Recita così Damaged Goods, con la sua batteria al limite dell’impossibile, il suo assolo così rock, la sua cattiveria che domare non si può, fatta di vuoti e di pieni pazientemente studiati, in cui ogni nota cade precisamente dove deve stare. Mistico, bizzarro, come la spoken word poetry di Fall Down, Never Get Back Up Again, per la quale il nostro Shotwell scrisse testuali parole: “the song has an aura you can’t turn away from and heed like a decree from a king. It’s a soft piece that gives us just enough time to begin to re-appreciate the beauty in simplicity”.
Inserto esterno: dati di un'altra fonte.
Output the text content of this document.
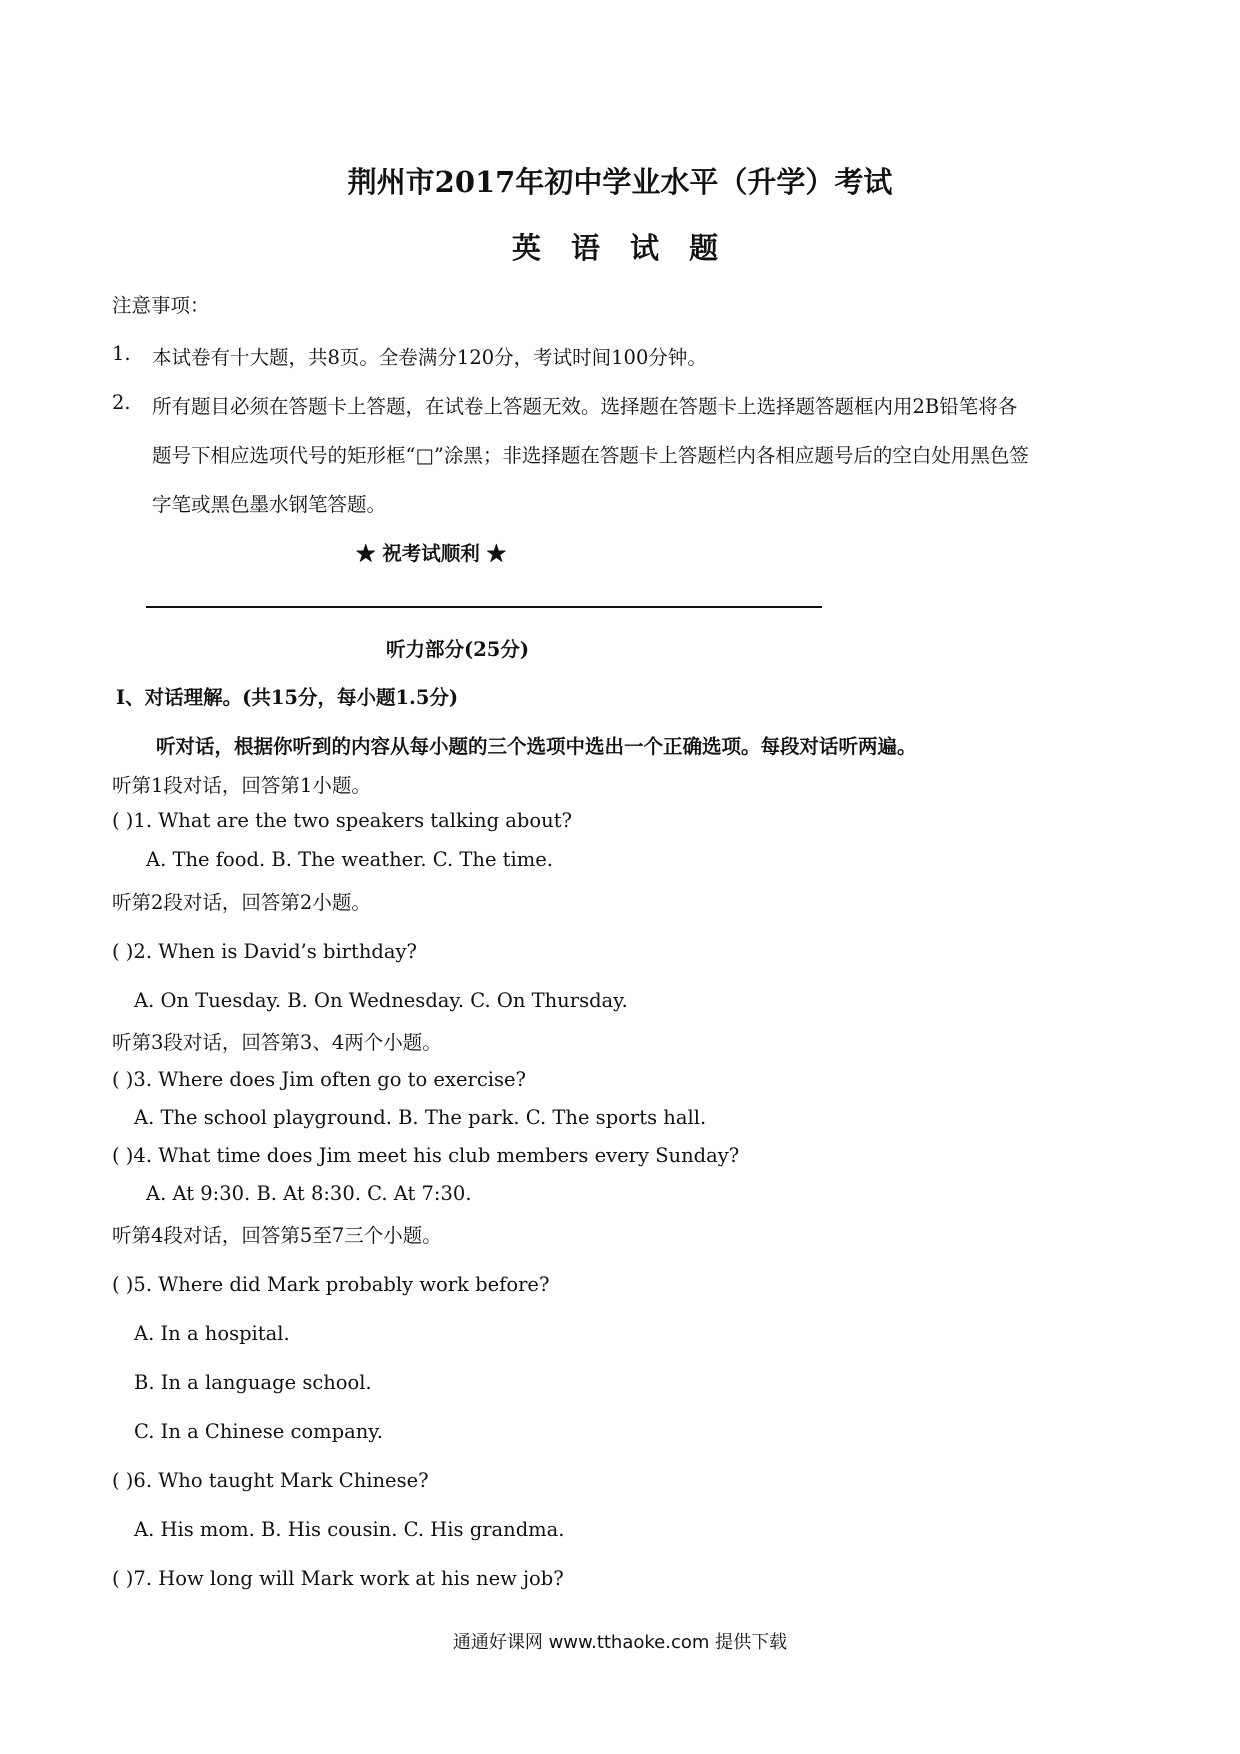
荆州市2017年初中学业水平（升学）考试
英 语 试 题
注意事项：
1. 本试卷有十大题，共8页。全卷满分120分，考试时间100分钟。
2. 所有题目必须在答题卡上答题，在试卷上答题无效。选择题在答题卡上选择题答题框内用2B铅笔将各
题号下相应选项代号的矩形框“□”涂黑；非选择题在答题卡上答题栏内各相应题号后的空白处用黑色签
字笔或黑色墨水钢笔答题。
★ 祝考试顺利 ★
听力部分(25分)
Ⅰ、对话理解。(共15分，每小题1.5分)
听对话，根据你听到的内容从每小题的三个选项中选出一个正确选项。每段对话听两遍。
听第1段对话，回答第1小题。
( )1. What are the two speakers talking about?
A. The food. B. The weather. C. The time.
听第2段对话，回答第2小题。
( )2. When is David’s birthday?
A. On Tuesday. B. On Wednesday. C. On Thursday.
听第3段对话，回答第3、4两个小题。
( )3. Where does Jim often go to exercise?
A. The school playground. B. The park. C. The sports hall.
( )4. What time does Jim meet his club members every Sunday?
A. At 9:30. B. At 8:30. C. At 7:30.
听第4段对话，回答第5至7三个小题。
( )5. Where did Mark probably work before?
A. In a hospital.
B. In a language school.
C. In a Chinese company.
( )6. Who taught Mark Chinese?
A. His mom. B. His cousin. C. His grandma.
( )7. How long will Mark work at his new job?
通通好课网 www.tthaoke.com 提供下载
Se Bury Your Flame attacca senza freni, lanciata in una folle corsa con tanto di cori in pieno stile hc e cavalcate di chitarra rockeggianti, Last Blues for Bloody Knuckles spinge dentro dei violini, mentre il rullante gigioneggia in sottofondo, creando un tappeto prog. The Castle Builders, traccia numero otto di “Somewhere…”, anticipa con il suo breakdown finale la danzereccia e folk Andria, che ripropone il caratteristico binomio sound svuotato/sound riempito che incredibilmente i La Dispute riescono a non rendere mai banale (basti pensare a come segue la sbarazzina e incazzata Then Again, Maybe You Were Right). I climax arrivano in tutti i brani, certo, ma vi sono talmente tante sfaccettature da perdersi nei meandri creati ad arte dalla band per trascinare l’ascoltatore sul fondo e fargli vivere determinate sensazioni. Quale immagine creiamo nella nostra mente, ascoltando l’intro di Sad Prayers For Guilty Bodies? Il brano ha un che di Thursday, poi la voce di Dreyer incide come suo solito nella carne, accompagnando a uno sperimentalismo conclusivo rappresentante forse uno dei punti più alti della band che prende il nome da una delle opere migliori di Pierre de Marivaux.

Il gran finale si divide fra una lunghissima e disperata The Last Lost Continent, con i suoi dodici minuti di emo e post-rock dalle tinte estremamente cupe e talvolta lineari (come la cassa lasciata sospesa a inizio brano), trattenute a stento dallo scatenarsi, e Nobody, Not Even The Rain, che riprende come la opening track aveva concluso, recidendo ogni sorta di dubbio sull’amore che lega, forse,  i due innamorati di cui i La Dispute si fanno difensori (“Your hands still catch the light the right way and our hearts still beat the same”).

Impatto, adrenalina, emotività, sentimento, forza quando necessaria, tranquillità quando dovuta: “Somewhere…” è e rimarrà uno di quegli album necessari e inossidabili, come l’amore che talvolta contraddistingue qualcosa che sembra impossibile da raggiungere, ma tanto vicino da poterlo sfiorare, osservare, apprezzare.